锄禾日当午,汗滴禾下土,谁知盘中餐,粒粒皆辛苦。
我们农村七、八岁小孩就开始帮做家务,担水抬水砍柴割草等等。下午做饭挑水也是小孩帮着做,晚上那些家务大部分是老人和小孩分担,例如家里水不够用(一家人每天都要洗澡用水很多,每天都要挑两次水),有力气大一点孩子自己挑,家中没有大孩子的,六七岁小孩用个小桶两人抬。这就是我老家过去农村人一天的生活,家庭没人帮忙这些事还要自已做。晚饭这一餐大约七、八点吧。吃完晚饭“冲凉”洗澡,干了一整天洗洗干净,一天工作完后夏天在门边吹吹凉,冬天在墙角烤火取暖,短暂休息两、三个小时才上床睡觉,农村生活周而复始日日如常。
过去老家农村人一日三食餐,家庭有两粥一饭(红薯饭)算好生活了,老家人一年到头最多吃一两次肉,鸡鸭自己养的,猪就很少有家庭养。
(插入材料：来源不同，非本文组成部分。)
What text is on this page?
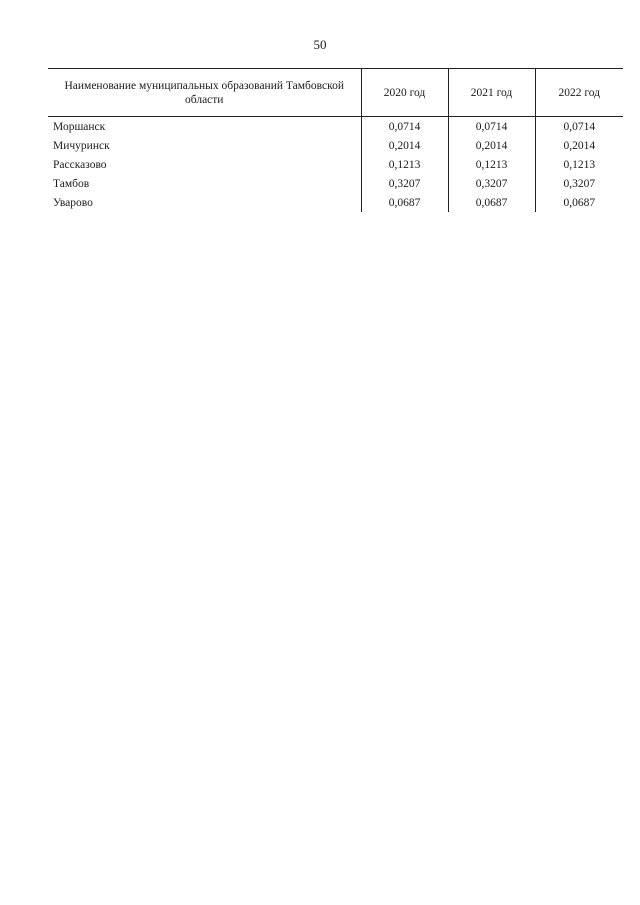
50
Наименование муниципальных образований Тамбовской области	2020 год	2021 год	2022 год
Моршанск	0,0714	0,0714	0,0714
Мичуринск	0,2014	0,2014	0,2014
Рассказово	0,1213	0,1213	0,1213
Тамбов	0,3207	0,3207	0,3207
Уварово	0,0687	0,0687	0,0687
养殖禽畜不是一件容易事,不是想养就能养的,买种苗要钱,禽畜还要日日喂食,词料也是件头痛之事。家里有能力的自己养猪,略好一点的家庭,两、三家合养一头,这种猪我们叫“阿轮仔”,意思是几家人轮流喂食,每家喂几日。猪很聪明,牠知道那几天到那里食。年尾卖掉,一年经济来源全靠它,养不起的过年无肉吃。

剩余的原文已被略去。